Fuzzing: On the exponential cost of vulnerability discovery

Marcel Böhme, Brandon Falk
[Google Scholar] [DBLP] [Citeseer]
Read: 24 June 2020

Proceedings of the 2020 28th ACM Joint Meeting on European Software Engineering Conference and Symposium on the Foundations of Software Engineering
Volume
Pages 11
2020
Note(s): fuzz testing

Using a large empirical study of fuzzing (using AFL and libFuzzer), this paper explores the cost of finding vulnerabilities (or increasing coverage).

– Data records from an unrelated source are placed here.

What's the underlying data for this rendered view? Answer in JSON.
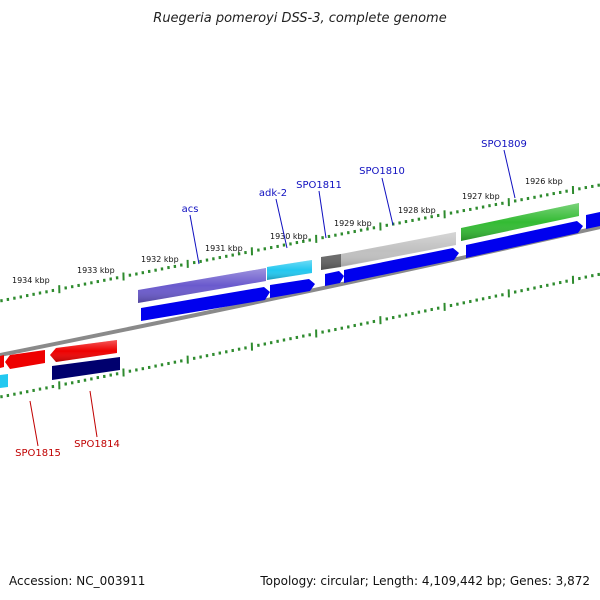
{
  "title": "Ruegeria pomeroyi DSS-3, complete genome",
  "footer": {
    "accession": "Accession: NC_003911",
    "summary": "Topology: circular; Length: 4,109,442 bp; Genes: 3,872"
  },
  "colors": {
    "backbone": "#8a8a8a",
    "tick": "#2e8b2e",
    "forward_label": "#1010c0",
    "reverse_label": "#c00000"
  },
  "tick_labels": [
    "1934 kbp",
    "1933 kbp",
    "1932 kbp",
    "1931 kbp",
    "1930 kbp",
    "1929 kbp",
    "1928 kbp",
    "1927 kbp",
    "1926 kbp"
  ],
  "gene_labels": {
    "forward": [
      "acs",
      "adk-2",
      "SPO1811",
      "SPO1810",
      "SPO1809"
    ],
    "reverse": [
      "SPO1815",
      "SPO1814"
    ]
  },
  "features": [
    {
      "name": "acs-cog-bar",
      "color": "#6a5acd"
    },
    {
      "name": "acs-gene-arrow",
      "color": "#0000ee"
    },
    {
      "name": "adk-2-cog-bar",
      "color": "#22c8f0"
    },
    {
      "name": "adk-2-gene-arrow",
      "color": "#0000ee"
    },
    {
      "name": "spo1811-cog-bar",
      "color": "#666666"
    },
    {
      "name": "spo1811-gene-arrow",
      "color": "#0000ee"
    },
    {
      "name": "spo1810-cog-bar",
      "color": "#c0c0c0"
    },
    {
      "name": "spo1810-gene-arrow",
      "color": "#0000ee"
    },
    {
      "name": "spo1809-cog-bar",
      "color": "#33bb33"
    },
    {
      "name": "spo1809-gene-arrow",
      "color": "#0000ee"
    },
    {
      "name": "spo1815-gene-arrow",
      "color": "#ee0000"
    },
    {
      "name": "spo1815-cog-bar",
      "color": "#22c8f0"
    },
    {
      "name": "spo1814-gene-arrow",
      "color": "#ee0000"
    },
    {
      "name": "spo1814-cog-bar",
      "color": "#00006e"
    }
  ]
}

They produce some empirical laws:

Random fuzzers take exponentially more time to find each additional vulnerability. “Intuitively, when collecting baseball cards, the first couple of cards are easy to find, but collecting the next new card gets progressively more difficult.”
Finding the same vulnerabilities in half the time requires only half as many machines. “Intuitively, if each day you buy twice as many packs of baseball cards, you could have collected the same cards that you now have in half the time.”

These both assume zero cost for synchronization across fuzzers running in parallel. In an experiment with greybox fuzzers where the fuzzers shared their seeds as they discovered them and where they did not share seeds, they found that sharing significantly improved discovery rate.

They also produce mathematical models to help explain the patterns in their empirical data. A key part of those models is an assumption of a power-law distribution of bugs/features.

Their models are for purely random (blackbox) fuzzers but they suggest that, in the limit, graybox fuzzers turn into random fuzzers.